I rub my shin and limp past the men's table, which has a pall of smoke hanging above it although there are only five of them sitting there. All the rest are at home listening to the Cup Final on the wireless or squeezed into Mrs Robin Williams's parlour to watch it in a world where it's always snowing. Guto isn't here with the men. But I saw him at the Festival, singing and laughing. Did Mrs Beynon say it's a disgrace to let him eat with us, too? Poor Guto.

The women's table is crowded and they're laughing and talking and eating all at the same time the way I'm told off for doing. I hear someone mention Mrs Evans but I don't hear what they say about her. I try to make myself invisible to walk past.

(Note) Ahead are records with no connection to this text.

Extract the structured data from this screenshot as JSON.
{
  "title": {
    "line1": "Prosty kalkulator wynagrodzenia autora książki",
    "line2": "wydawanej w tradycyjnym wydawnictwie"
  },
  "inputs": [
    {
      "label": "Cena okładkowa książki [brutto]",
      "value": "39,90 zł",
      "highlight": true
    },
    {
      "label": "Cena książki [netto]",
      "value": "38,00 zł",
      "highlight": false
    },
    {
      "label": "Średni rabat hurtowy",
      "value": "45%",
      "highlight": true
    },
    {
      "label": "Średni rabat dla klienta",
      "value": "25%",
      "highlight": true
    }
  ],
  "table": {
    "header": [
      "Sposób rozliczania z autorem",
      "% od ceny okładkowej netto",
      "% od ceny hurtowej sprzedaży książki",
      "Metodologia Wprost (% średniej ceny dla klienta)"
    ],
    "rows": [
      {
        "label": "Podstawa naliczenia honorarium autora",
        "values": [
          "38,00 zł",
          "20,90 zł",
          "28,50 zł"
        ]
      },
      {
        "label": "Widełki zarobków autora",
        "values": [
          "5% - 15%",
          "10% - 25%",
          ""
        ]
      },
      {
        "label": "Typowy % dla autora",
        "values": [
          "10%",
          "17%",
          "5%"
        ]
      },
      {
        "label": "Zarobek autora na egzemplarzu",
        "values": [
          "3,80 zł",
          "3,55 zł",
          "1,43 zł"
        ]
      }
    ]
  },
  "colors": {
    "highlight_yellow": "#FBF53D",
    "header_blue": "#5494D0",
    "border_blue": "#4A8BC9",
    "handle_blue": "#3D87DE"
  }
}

‘Gwenni,' says Mam. ‘Where are you off to?'

‘I feel ill,' I say and rub my stomach.

‘You know where the lavatory is,' says Mam. ‘Make sure you clean up properly afterwards.'

‘That's a bit hard, Magda,' says Nanw Lipstick. ‘Shall I come with you, Gwenni?'

Mam's face turns pink and she presses her lips tight together. ‘Leave her, Nanw,' she says.

I shake my head at Alwenna's mam and run towards the door. I push it shut behind me and stand to listen for a moment to make sure no one is coming. But there's no point because when I reach the kitchen Mrs Thomas next door is already there.

‘Quick, Gwenni,' she says. ‘Help me get these cakes on the plates. There's your mam's big tin. Put her cakes on these three plates.' She pushes the plates towards me. ‘I'll take in these I've done while you're doing that.' She balances the plate holding her special chocolate cake in the crook of her arm and takes another full plate in each hand and goes out through the kitchen door. The draught from her passing swings the door shut behind her and there on the back of it, hanging on a hook with two striped tea towels, is the dead fox. See how its glassy eyes stare straight at me. They beseech me.